Objective: Apoptosis, or programmed cell death, has been suggested as a mechanism of immunologic injury during cardiac allograft rejection. We tested the hypothesis that technetium Tc 99m annexin V, a novel radiopharmaceutical used to detect apoptosis, can be used to detect cardiac allograft rejection by nuclear imaging.

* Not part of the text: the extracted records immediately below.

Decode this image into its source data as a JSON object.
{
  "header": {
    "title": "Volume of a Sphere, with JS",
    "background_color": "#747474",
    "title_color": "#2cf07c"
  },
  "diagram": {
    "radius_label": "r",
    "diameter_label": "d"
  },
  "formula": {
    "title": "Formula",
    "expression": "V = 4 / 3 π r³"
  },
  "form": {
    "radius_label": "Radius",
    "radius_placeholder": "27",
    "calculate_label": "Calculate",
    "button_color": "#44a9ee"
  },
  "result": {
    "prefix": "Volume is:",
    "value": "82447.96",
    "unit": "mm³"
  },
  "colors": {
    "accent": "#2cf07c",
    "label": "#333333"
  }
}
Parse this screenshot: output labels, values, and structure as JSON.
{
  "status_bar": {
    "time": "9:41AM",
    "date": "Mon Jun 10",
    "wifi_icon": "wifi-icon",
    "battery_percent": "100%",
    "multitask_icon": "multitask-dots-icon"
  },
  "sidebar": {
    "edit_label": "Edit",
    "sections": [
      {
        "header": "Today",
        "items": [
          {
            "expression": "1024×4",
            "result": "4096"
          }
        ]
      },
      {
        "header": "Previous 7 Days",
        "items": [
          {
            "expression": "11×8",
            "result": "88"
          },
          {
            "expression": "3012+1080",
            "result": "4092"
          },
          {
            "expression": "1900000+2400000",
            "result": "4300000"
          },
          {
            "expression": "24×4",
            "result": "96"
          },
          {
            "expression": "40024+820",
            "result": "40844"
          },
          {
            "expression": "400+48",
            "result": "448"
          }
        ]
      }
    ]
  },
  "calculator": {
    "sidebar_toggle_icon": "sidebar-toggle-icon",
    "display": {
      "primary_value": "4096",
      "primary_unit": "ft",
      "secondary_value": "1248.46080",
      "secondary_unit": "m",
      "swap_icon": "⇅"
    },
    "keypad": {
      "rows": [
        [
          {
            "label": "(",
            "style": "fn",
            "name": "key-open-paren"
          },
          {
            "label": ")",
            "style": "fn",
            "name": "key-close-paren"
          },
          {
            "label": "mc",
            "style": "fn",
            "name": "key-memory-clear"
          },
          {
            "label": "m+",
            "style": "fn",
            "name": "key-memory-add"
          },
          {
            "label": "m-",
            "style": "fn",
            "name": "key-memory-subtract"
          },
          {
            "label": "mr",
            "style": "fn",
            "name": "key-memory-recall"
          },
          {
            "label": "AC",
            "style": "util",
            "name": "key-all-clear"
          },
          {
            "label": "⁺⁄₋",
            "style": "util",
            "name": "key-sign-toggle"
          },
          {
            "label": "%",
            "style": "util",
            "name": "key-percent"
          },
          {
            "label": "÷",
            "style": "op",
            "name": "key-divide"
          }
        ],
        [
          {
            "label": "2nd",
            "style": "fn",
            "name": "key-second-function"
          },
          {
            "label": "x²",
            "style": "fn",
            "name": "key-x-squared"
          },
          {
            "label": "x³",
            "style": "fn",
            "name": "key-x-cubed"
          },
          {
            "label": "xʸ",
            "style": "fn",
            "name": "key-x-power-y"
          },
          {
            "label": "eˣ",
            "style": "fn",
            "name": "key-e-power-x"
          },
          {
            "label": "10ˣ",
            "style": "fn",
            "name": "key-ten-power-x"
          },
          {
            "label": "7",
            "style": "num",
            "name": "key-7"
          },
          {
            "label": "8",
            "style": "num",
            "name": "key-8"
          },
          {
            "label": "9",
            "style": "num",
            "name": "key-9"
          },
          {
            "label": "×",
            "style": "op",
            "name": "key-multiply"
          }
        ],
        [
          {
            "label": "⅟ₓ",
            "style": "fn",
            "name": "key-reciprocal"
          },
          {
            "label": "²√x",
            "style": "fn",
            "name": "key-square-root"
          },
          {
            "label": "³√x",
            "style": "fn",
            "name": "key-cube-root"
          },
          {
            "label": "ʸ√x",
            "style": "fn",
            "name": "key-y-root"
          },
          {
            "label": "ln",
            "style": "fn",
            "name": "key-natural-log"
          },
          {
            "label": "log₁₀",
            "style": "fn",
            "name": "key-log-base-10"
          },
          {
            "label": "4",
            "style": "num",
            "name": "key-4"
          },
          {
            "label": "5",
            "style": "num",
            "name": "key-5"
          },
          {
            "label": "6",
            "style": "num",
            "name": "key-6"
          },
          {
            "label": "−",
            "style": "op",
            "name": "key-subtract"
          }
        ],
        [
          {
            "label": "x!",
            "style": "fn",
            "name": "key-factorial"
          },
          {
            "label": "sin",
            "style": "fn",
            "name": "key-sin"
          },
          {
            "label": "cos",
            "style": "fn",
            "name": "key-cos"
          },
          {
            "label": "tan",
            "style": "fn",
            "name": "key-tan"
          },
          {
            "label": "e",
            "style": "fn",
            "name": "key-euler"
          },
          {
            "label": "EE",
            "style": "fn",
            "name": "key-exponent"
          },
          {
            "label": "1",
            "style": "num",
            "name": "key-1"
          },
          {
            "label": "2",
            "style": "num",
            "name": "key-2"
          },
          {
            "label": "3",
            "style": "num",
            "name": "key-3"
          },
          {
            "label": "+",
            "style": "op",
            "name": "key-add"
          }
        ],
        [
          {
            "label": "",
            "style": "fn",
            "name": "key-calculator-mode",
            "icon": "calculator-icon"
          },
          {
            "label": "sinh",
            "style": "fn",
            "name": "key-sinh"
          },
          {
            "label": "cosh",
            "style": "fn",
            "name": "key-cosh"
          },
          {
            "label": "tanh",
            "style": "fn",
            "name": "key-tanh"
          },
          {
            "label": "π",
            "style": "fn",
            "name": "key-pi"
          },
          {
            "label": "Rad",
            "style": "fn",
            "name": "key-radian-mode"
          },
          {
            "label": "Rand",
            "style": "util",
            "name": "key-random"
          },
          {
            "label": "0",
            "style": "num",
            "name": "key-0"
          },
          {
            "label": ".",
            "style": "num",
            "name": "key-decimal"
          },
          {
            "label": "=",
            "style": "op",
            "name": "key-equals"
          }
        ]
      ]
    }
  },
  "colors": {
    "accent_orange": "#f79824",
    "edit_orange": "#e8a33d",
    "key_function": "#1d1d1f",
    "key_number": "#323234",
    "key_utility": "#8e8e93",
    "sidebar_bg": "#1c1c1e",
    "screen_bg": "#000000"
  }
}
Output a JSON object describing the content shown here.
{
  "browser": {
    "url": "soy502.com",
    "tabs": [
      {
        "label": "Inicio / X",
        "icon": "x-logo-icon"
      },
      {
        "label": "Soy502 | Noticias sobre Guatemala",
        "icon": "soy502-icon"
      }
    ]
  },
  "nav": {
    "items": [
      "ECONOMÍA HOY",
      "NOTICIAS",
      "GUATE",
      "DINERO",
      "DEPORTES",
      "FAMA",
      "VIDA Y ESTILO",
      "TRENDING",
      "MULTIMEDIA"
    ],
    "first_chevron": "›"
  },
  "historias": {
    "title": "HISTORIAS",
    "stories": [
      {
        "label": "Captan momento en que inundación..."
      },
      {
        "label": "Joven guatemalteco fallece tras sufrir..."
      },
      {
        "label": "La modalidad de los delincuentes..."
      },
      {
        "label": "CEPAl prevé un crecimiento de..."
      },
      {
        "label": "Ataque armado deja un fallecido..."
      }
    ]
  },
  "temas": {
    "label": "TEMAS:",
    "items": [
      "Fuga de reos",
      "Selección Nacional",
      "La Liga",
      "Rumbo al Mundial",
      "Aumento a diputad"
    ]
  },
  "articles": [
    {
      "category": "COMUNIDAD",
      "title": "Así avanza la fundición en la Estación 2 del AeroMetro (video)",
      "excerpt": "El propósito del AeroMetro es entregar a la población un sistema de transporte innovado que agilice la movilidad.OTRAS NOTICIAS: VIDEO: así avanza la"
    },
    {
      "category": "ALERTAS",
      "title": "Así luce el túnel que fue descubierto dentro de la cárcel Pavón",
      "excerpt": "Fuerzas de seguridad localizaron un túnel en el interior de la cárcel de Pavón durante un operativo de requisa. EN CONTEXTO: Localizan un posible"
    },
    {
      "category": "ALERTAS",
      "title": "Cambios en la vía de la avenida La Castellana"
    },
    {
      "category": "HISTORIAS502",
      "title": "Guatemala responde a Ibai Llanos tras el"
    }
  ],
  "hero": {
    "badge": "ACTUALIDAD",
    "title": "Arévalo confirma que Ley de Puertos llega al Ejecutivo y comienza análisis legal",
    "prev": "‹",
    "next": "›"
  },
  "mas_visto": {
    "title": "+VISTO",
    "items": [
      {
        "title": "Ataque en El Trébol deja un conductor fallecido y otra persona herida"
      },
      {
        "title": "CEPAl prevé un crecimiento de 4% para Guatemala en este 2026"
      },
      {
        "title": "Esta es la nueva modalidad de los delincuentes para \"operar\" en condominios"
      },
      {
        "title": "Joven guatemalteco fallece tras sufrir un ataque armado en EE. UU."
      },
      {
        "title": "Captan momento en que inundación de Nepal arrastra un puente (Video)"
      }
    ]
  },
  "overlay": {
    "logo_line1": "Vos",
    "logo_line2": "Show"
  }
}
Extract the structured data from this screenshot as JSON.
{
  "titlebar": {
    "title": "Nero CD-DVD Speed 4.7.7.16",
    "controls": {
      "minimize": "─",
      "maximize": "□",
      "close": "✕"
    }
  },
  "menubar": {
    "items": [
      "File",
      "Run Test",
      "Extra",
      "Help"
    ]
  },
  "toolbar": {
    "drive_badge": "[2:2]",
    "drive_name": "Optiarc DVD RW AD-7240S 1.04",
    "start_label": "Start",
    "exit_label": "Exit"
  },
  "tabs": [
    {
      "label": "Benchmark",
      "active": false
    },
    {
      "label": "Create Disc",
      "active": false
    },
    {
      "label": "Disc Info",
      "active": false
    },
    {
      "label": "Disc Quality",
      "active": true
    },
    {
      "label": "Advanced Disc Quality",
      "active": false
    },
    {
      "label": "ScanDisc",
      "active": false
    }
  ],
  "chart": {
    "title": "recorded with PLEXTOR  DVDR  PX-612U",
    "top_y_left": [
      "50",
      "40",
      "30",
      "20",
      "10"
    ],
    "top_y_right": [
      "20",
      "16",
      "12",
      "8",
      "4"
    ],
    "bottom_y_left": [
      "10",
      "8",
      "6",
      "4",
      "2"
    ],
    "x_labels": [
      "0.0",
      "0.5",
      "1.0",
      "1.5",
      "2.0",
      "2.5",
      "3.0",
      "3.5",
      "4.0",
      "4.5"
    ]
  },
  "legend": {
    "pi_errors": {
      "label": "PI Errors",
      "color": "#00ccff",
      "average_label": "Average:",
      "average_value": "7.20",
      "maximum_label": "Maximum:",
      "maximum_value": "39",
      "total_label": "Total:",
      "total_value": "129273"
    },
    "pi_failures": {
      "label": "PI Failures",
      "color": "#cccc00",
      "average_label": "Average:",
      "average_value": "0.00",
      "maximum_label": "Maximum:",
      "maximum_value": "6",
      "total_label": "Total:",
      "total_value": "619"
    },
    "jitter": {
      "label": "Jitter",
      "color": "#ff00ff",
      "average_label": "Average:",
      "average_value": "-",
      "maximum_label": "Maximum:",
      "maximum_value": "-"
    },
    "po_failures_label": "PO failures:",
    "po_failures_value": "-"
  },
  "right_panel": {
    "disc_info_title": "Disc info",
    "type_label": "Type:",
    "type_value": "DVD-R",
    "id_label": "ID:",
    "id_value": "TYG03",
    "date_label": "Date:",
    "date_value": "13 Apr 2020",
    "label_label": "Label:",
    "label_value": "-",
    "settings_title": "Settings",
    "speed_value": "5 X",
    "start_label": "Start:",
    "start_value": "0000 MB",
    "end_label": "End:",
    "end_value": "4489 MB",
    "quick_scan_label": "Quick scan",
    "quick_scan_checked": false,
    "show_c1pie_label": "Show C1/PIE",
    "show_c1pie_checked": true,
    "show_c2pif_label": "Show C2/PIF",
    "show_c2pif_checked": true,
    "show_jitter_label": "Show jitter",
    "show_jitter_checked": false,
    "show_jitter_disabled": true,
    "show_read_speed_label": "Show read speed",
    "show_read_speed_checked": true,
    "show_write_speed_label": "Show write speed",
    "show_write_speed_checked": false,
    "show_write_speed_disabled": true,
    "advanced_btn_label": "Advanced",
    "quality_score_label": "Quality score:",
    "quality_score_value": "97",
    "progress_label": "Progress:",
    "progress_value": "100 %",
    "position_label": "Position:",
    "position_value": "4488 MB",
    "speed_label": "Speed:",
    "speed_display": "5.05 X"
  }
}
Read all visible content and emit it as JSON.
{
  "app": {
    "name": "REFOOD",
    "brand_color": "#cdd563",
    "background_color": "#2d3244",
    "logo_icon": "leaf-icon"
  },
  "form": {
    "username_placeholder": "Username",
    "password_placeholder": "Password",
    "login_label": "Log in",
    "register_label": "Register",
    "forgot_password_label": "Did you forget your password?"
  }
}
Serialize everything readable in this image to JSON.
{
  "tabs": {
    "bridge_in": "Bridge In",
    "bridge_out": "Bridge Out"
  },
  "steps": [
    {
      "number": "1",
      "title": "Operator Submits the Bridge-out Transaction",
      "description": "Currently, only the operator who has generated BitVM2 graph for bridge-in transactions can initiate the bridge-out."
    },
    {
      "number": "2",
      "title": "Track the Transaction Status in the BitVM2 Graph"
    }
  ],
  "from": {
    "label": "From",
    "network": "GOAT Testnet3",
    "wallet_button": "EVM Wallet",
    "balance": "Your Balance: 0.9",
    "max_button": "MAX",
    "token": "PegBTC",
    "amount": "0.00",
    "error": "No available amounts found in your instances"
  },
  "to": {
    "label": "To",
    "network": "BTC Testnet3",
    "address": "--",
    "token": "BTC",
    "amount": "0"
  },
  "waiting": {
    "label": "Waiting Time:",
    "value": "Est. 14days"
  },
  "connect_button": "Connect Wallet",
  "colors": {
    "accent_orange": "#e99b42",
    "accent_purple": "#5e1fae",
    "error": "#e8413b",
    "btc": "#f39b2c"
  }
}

Method: Untreated ACI rats served as recipients of allogeneic PVG rat (n = 66) or syngeneic ACI rat (n = 30) cardiac grafts. Untreated recipient animals underwent ^99mTc-annexin V imaging daily for 7 days. Region of interest analysis was used to quantify the uptake of ^99mTc-annexin V. Immediately after imaging grafts were procured for histopathologic analysis and terminal deoxynucleotidyltransferase-mediated deoxyuridine triphosphatebiotin nick-end labeling of apoptotic nuclei. One group was treated with 10 mg/kg/d cyclosporine (INN: ciclosporin) commencing on day 4 after transplantation (n = 6). Results: Untreated allografts showed histologic signs of rejection 4 days after transplantation. Apoptotic nuclei could be demonstrated in myocytes, endothelial cells, and graft-infiltrating cells of all rejecting allografts. Nuclear imaging revealed a significantly greater uptake of ^99mTc-annexin V in rejecting allogeneic grafts than in syngeneic grafts on day 4 (P = .05), day 5 (P < .001), day 6 (P< .001), and day 7 (P = .013) after transplantation. A correlation between the histologic grade of acute rejection and uptake of ^99mTc-annexin V was observed (r² = 0.87). After treatment of rejection with cyclosporine, no apoptotic nuclei could be identified in allografts and uptake of ^99mTc-annexin V decreased to baseline. Conclusions: Apoptosis occurs during acute cardiac allograft rejection and disappears after treatment of rejection. ^99mTc-annexin V can be used to detect and monitor cardiac allograft rejection.